May 22, 2026
Dome sweet dome drama
Antigravity 2.0 Tops the OpenSCAD Architectural 3D LLM Benchmark
It built a famous Roman temple, but commenters say: cool story, now fix the basics
TLDR: Antigravity 2.0 topped a test where AI tools had to build a 3D version of the Pantheon, showing how far this kind of design AI has come. But commenters turned it into a reality check, arguing that flashy wins mean less if the product is buggy, overhyped, or destined for the Google graveyard.
A new showdown asked several AI coding tools to recreate the Pantheon—yes, the giant ancient Roman landmark—in simple text-based 3D design code, and Antigravity 2.0 came out on top. On paper, that sounds like a big flex: this wasn’t just making a box or a tube, but building a recognizable domed structure with columns, steps, and that iconic front face. The company says this matters because better spatial reasoning means better 3D models people can actually use.

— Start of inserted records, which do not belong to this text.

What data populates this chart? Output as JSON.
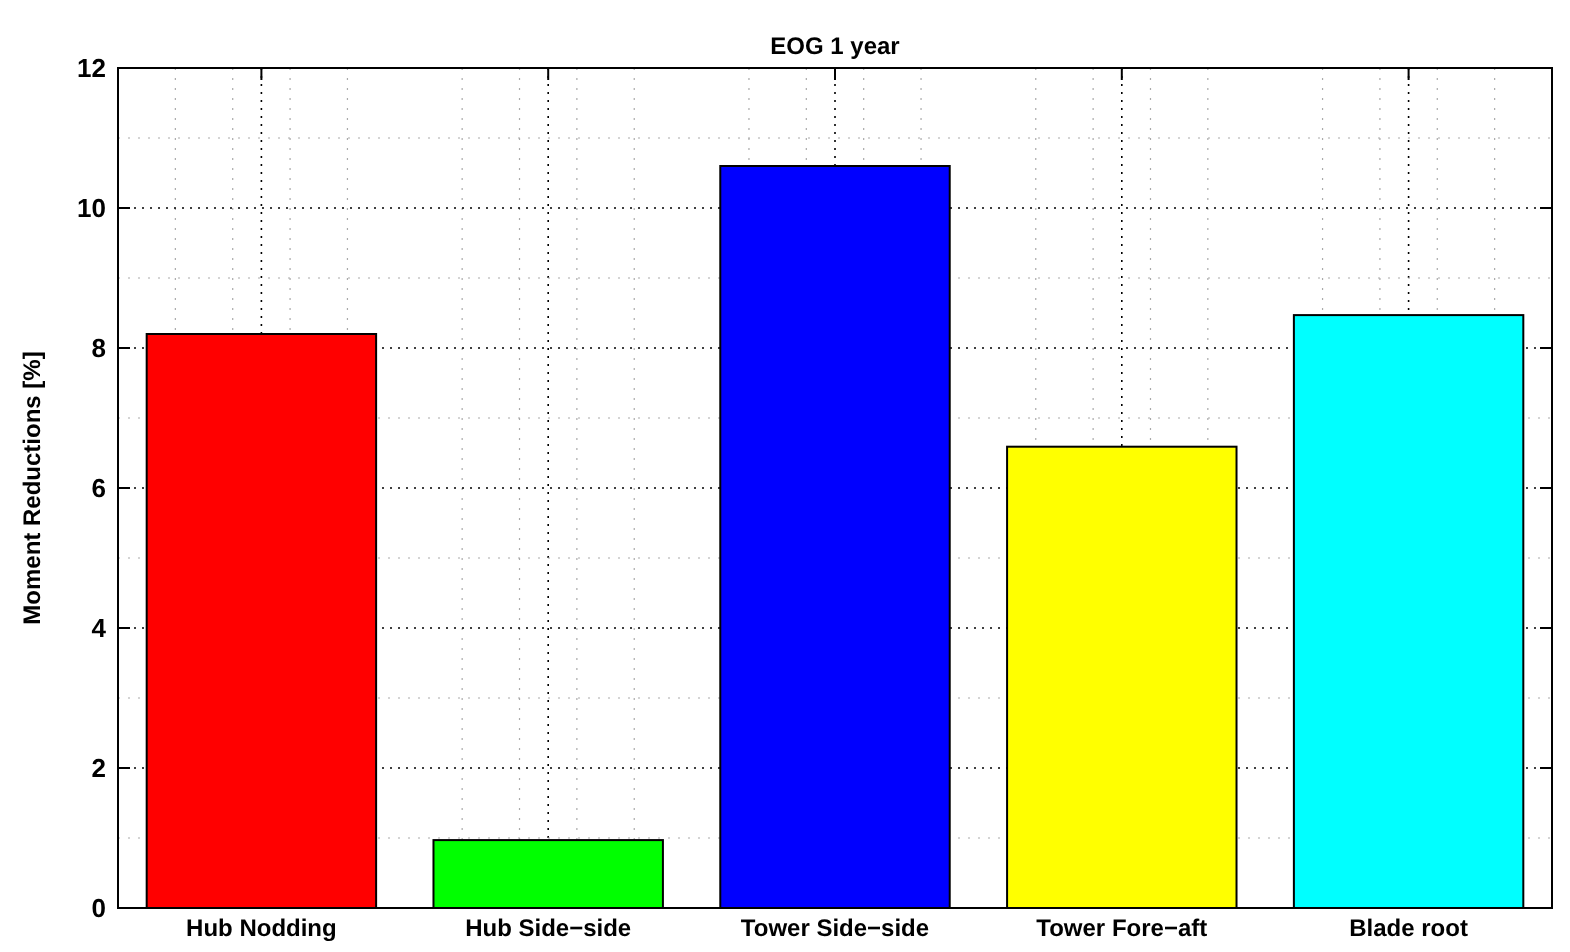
{
  "chart_data": {
    "type": "bar",
    "title": "EOG 1 year",
    "ylabel": "Moment Reductions [%]",
    "categories": [
      "Hub Nodding",
      "Hub Side−side",
      "Tower Side−side",
      "Tower Fore−aft",
      "Blade root"
    ],
    "values": [
      8.2,
      0.97,
      10.6,
      6.59,
      8.47
    ],
    "colors": [
      "#ff0000",
      "#00ff00",
      "#0000ff",
      "#ffff00",
      "#00ffff"
    ],
    "ylim": [
      0,
      12
    ],
    "yticks": [
      0,
      2,
      4,
      6,
      8,
      10,
      12
    ],
    "grid": true
  }
}
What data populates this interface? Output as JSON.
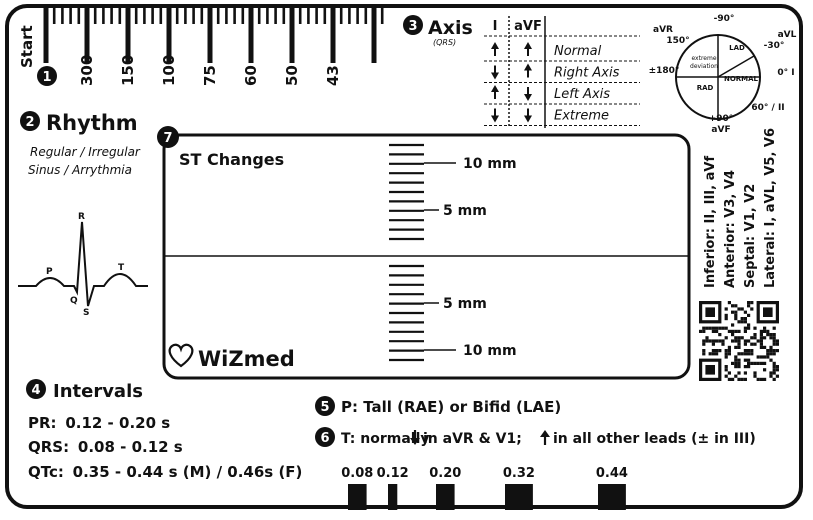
{
  "ruler": {
    "start_label": "Start",
    "rate_labels": [
      "300",
      "150",
      "100",
      "75",
      "60",
      "50",
      "43"
    ]
  },
  "sections": {
    "s1": "1",
    "s2": "2",
    "s3": "3",
    "s4": "4",
    "s5": "5",
    "s6": "6",
    "s7": "7"
  },
  "rhythm": {
    "title": "Rhythm",
    "line1": "Regular / Irregular",
    "line2": "Sinus / Arrythmia",
    "waves": {
      "p": "P",
      "q": "Q",
      "r": "R",
      "s": "S",
      "t": "T"
    }
  },
  "axis": {
    "title": "Axis",
    "subtitle": "(QRS)",
    "col_i": "I",
    "col_avf": "aVF",
    "rows": [
      {
        "label": "Normal",
        "i": "up",
        "avf": "up"
      },
      {
        "label": "Right Axis",
        "i": "down",
        "avf": "up"
      },
      {
        "label": "Left Axis",
        "i": "up",
        "avf": "down"
      },
      {
        "label": "Extreme",
        "i": "down",
        "avf": "down"
      }
    ],
    "wheel": {
      "top": "-90°",
      "avr": "aVR",
      "deg150": "150°",
      "avl": "aVL",
      "deg_minus30": "-30°",
      "right": "0° I",
      "left": "±180°",
      "lower_right": "60° / II",
      "bottom1": "+90°",
      "bottom2": "aVF",
      "q_extreme1": "extreme",
      "q_extreme2": "deviation",
      "q_lad": "LAD",
      "q_rad": "RAD",
      "q_normal": "NORMAL"
    }
  },
  "st": {
    "title": "ST Changes",
    "upper_10": "10 mm",
    "upper_5": "5 mm",
    "lower_5": "5 mm",
    "lower_10": "10 mm",
    "brand": "WiZmed"
  },
  "leads": {
    "inferior": "Inferior: II, III, aVf",
    "anterior": "Anterior: V3, V4",
    "septal": "Septal: V1, V2",
    "lateral": "Lateral: I, aVL, V5, V6"
  },
  "intervals": {
    "title": "Intervals",
    "pr_key": "PR:",
    "pr_val": "0.12 - 0.20 s",
    "qrs_key": "QRS:",
    "qrs_val": "0.08 - 0.12 s",
    "qtc_key": "QTc:",
    "qtc_val": "0.35 - 0.44 s (M) / 0.46s (F)"
  },
  "p_wave": "P: Tall (RAE) or Bifid (LAE)",
  "t_wave": {
    "prefix": "T: normally",
    "middle": "in aVR & V1;",
    "suffix": "in all other leads (± in III)"
  },
  "duration_bars": [
    {
      "label": "0.08",
      "seconds": 0.08
    },
    {
      "label": "0.12",
      "seconds": 0.12
    },
    {
      "label": "0.20",
      "seconds": 0.2
    },
    {
      "label": "0.32",
      "seconds": 0.32
    },
    {
      "label": "0.44",
      "seconds": 0.44
    }
  ]
}
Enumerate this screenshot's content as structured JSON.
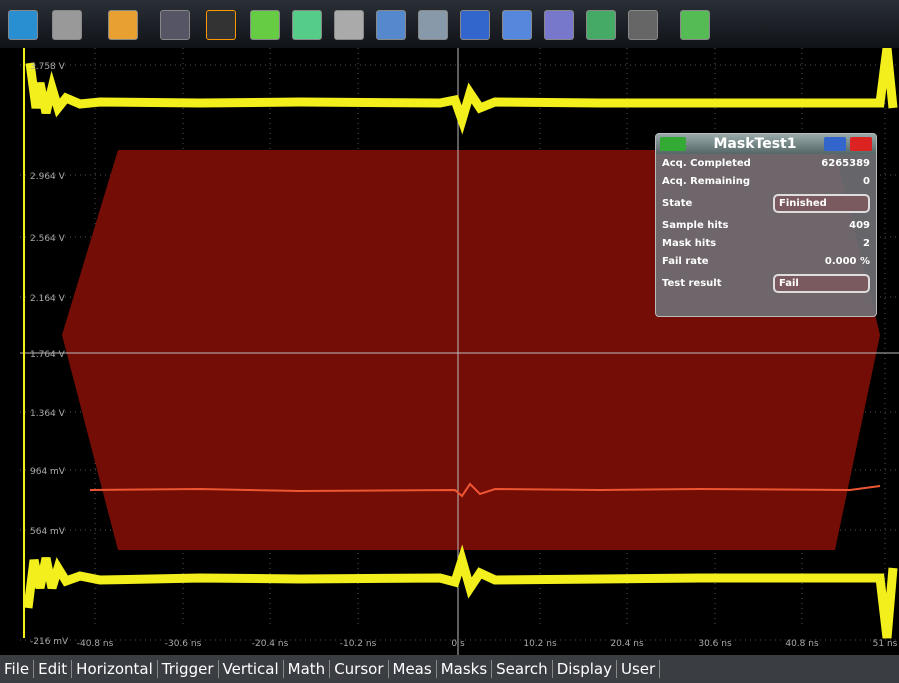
{
  "menu": [
    "File",
    "Edit",
    "Horizontal",
    "Trigger",
    "Vertical",
    "Math",
    "Cursor",
    "Meas",
    "Masks",
    "Search",
    "Display",
    "User"
  ],
  "y_axis_labels": [
    "3.758 V",
    "2.964 V",
    "2.564 V",
    "2.164 V",
    "1.764 V",
    "1.364 V",
    "964 mV",
    "564 mV",
    "-216 mV"
  ],
  "x_axis_labels": [
    "-40.8 ns",
    "-30.6 ns",
    "-20.4 ns",
    "-10.2 ns",
    "0 s",
    "10.2 ns",
    "20.4 ns",
    "30.6 ns",
    "40.8 ns",
    "51 ns"
  ],
  "dialog": {
    "title": "MaskTest1",
    "rows": [
      {
        "label": "Acq. Completed",
        "value": 6265389
      },
      {
        "label": "Acq. Remaining",
        "value": 0
      },
      {
        "label": "State",
        "value": "Finished"
      },
      {
        "label": "Sample hits",
        "value": 409
      },
      {
        "label": "Mask hits",
        "value": 2
      },
      {
        "label": "Fail rate",
        "value": "0.000 %"
      },
      {
        "label": "Test result",
        "value": "Fail"
      }
    ]
  }
}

But the comments? Absolutely not ready to just clap politely. The loudest reaction was basically: Congrats on the trophy, but can the product work first? One frustrated user dragged Antigravity for forcing a browser login every time and for an app that “won’t update at all,” which instantly turned the victory lap into a mini roast. Another commenter summed up the whole AI mood in 2026: the tech is improving so fast that the “goalposts” are sprinting away. In other words, people know this is impressive—they’re just no longer impressed for more than five seconds.
Then came the classic big-tech trust issues. One hot take predicted Antigravity could be beaten next month and sunset by Google next year, because if it doesn’t mint billions, why get attached? Others tossed cold water on the idea that this means human design software is doomed anytime soon, pointing out that even major design tools’ own AI assistants are still pretty rough. And one of the more interesting side debates asked: why aren’t we seeing more specialized AI builders for design, instead of one giant model trying to do everything from code to poetry to architecture? So yes, Antigravity won the benchmark—but the real event was the crowd yelling, joking, and side-eyeing the whole industry from the cheap seats.
Key Points
- •ModelRift ran a benchmark that gave several AI coding tools the same architectural task: generate an OpenSCAD model of the Pantheon from reference images.

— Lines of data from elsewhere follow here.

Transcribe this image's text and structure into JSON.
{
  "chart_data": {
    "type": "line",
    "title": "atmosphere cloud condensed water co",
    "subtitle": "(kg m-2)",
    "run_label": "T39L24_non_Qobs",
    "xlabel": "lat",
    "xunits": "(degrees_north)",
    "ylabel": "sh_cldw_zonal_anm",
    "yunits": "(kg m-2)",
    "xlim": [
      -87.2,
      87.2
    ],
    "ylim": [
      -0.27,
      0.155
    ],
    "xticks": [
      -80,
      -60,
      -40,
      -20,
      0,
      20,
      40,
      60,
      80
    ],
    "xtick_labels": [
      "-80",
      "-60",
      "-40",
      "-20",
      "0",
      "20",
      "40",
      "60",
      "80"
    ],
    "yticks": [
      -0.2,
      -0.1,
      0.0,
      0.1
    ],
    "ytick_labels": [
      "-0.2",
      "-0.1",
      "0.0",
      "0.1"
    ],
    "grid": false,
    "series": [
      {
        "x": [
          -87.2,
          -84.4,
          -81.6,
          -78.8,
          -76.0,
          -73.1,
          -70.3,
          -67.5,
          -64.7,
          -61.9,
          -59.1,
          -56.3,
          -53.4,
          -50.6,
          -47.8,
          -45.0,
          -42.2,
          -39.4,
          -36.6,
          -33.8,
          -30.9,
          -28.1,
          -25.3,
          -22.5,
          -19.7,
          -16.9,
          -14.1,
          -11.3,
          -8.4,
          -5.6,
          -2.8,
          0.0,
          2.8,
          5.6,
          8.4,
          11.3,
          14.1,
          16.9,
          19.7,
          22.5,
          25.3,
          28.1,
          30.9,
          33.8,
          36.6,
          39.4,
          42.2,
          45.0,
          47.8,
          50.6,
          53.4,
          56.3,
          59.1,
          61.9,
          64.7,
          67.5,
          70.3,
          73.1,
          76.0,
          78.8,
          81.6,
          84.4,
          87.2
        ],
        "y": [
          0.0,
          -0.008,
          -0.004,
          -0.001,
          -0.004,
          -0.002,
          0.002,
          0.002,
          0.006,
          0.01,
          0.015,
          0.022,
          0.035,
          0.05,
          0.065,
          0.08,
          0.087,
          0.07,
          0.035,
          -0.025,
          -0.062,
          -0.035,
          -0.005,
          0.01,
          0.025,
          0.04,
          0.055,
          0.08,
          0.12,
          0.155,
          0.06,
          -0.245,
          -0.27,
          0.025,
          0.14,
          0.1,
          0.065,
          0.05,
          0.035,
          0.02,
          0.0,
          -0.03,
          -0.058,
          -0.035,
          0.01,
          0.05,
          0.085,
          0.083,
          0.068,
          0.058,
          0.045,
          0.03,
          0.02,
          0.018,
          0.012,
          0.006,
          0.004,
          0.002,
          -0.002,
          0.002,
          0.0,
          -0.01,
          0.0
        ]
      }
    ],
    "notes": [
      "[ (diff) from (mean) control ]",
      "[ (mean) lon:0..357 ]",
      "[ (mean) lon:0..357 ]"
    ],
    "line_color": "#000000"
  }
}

- •The benchmark was designed to test how well systems convert architectural reference material into parametric CAD code, using the OpenSCAD CLI for preview rendering and iteration.
- •The article argues that the Pantheon is a useful benchmark because it combines radial symmetry, repeated columns, a dome, an oculus, and a portico without requiring organic sculpting.
- •ModelRift presents OpenSCAD as a strong fit for LLM-generated geometry because it is plain-text code that supports inspectable, reproducible, and editable parametric structures.
- •The article contrasts OpenSCAD with UI-driven or tool-control workflows such as Blender MCPs, arguing that code-first geometry is more direct for CAD-like tasks.